Brexit, nel Regno Unito continua a mancare manodopera e i pub sono senza birra

[EPA-EFE/ANDY RAIN]

Per effetto della Brexit e del Covid continuano a non esserci autisti di camion, personale negli allevamenti e in altri settori in cui la maggioranza dei lavoratori è straniera. I ritardi nella logistica iniziano a mettere in crisi anche i pub, dove manca la birra.

Il settore alimentare britannico ha chiesto di rivedere le regole sul visto post Brexit per venire incontro alle aziende in crisi per la carenza di manodopera. La replica del governo è “assumete manodopera britannica”. Per superare lo stallo nella logistica si è pensato addirittura di fare ricorso all’esercito. Ma al momento nessuna delle soluzioni proposte è in grado di far uscire il Regno Unito dal caos in cui è precipitato per effetto del Covid e dell’uscita dall’Unione europea. E gli scaffali di supermercati, ristoranti e ora anche dei pub rischiano di rimanere vuoti a lungo.

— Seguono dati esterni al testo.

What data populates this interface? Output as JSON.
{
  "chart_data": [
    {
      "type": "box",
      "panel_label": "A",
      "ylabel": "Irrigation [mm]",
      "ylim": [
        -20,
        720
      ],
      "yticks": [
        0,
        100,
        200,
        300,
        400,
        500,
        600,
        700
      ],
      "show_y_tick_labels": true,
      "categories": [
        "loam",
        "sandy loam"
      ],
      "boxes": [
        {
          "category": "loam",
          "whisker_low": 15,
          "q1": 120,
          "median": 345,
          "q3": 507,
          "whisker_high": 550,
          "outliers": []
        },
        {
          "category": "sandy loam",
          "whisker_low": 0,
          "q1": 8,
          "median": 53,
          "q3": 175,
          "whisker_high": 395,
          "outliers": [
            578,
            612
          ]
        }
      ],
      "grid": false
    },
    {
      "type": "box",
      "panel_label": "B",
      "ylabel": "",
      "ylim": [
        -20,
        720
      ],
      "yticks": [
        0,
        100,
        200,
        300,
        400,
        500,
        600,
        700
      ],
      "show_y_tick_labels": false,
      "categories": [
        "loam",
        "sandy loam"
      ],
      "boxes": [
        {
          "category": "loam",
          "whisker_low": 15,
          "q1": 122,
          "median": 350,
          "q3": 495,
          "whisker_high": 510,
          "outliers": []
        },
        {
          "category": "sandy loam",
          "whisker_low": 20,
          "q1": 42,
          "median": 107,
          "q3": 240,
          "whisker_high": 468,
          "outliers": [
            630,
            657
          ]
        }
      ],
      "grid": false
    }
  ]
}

Il 27 agosto le organizzazioni britanniche di tutto il settore alimentare e agricolo hanno inviato al governo un rapporto incentrato sull’impatto della pandemia e sulla politica di immigrazione post-Brexit.  Dal documento emerge che l’industria alimentare in questi mesi ha perso il 13% del personale e ci sono più di 500.000 posti vacanti in tutte le aziende di cibo e bevande.

Il rapporto sottolinea che questa carenza, unita ai ritardi nelle forniture, sta mettendo “un’enorme pressione sul settore” e che c’è una “reale possibilità che si possa raggiungere rapidamente il punto di rottura”.

Tra le proposte avanzate dal rapporto c’è l’introduzione di un visto di 12 mesi che permetterebbe a tutti coloro che sono coinvolti nella catena di approvvigionamento di reclutare autisti di mezzi pesanti o altre figure professionali, che al momento scarseggiano, per sopperire temporaneamente alla carenza di manodopera.

Guardando al futuro, il rapporto ha chiesto un impegno per mettere in atto uno schema permanente, rivisto e ampliato di lavoratori stagionali per l’orticoltura del Regno Unito, per garantire che sia flessibile e abbastanza grande da soddisfare le esigenze di forza lavoro del settore.

Alcuni giorni fa sulla stampa britannica è stato annunciato che 70mila maiali sono a rischio abbattimento perché non c’è nessuno che li macella. Secondo la British Meat Processors Association, l’industria della lavorazione della carne del Regno Unito è formata per due terzi da lavoratori non inglesi. E causa Brexit e delle restrizioni alla circolazione dovute alla pandemia manca il 15% della forza lavoro, pari a circa 14mila lavoratori.

I pub senza birre

La carenza di autisti e i ritardi nella logistica stanno mettendo in difficoltà anche i pub. La catena JD Wetherspoon ha segnalato problemi di fornitura di birra. “Stiamo vivendo alcuni problemi di approvvigionamento sia con Carling che con Coors, il che significa che in alcuni pub i prodotti non sono disponibili”, ha dichiarato un portavoce all’Afp.

A fine agosto per problemi analoghi la catena Nando’s, nota per il suo pollo alla griglia “peri peri” era stata costretta a chiudere temporaneamente 45 dei suoi ristoranti, mentre la catena KFC aveva comunicato ai clienti possibili cambiamenti nel menù.

Anche la catena di rifornimento del latte ha subito interruzioni per mancanza di autisti e personale della logistica. Al punto che McDonald’s che ha dovuto togliere frullati e frappé dai suoi menù per mancanza di latte. Il timore è che questa situazione si trascini a lungo, con il rischio che i supermercati britannici si ritrovino con scarse provviste a ridosso del Natale, rovinando pranzi e cenoni ai cittadini del Regno Unito.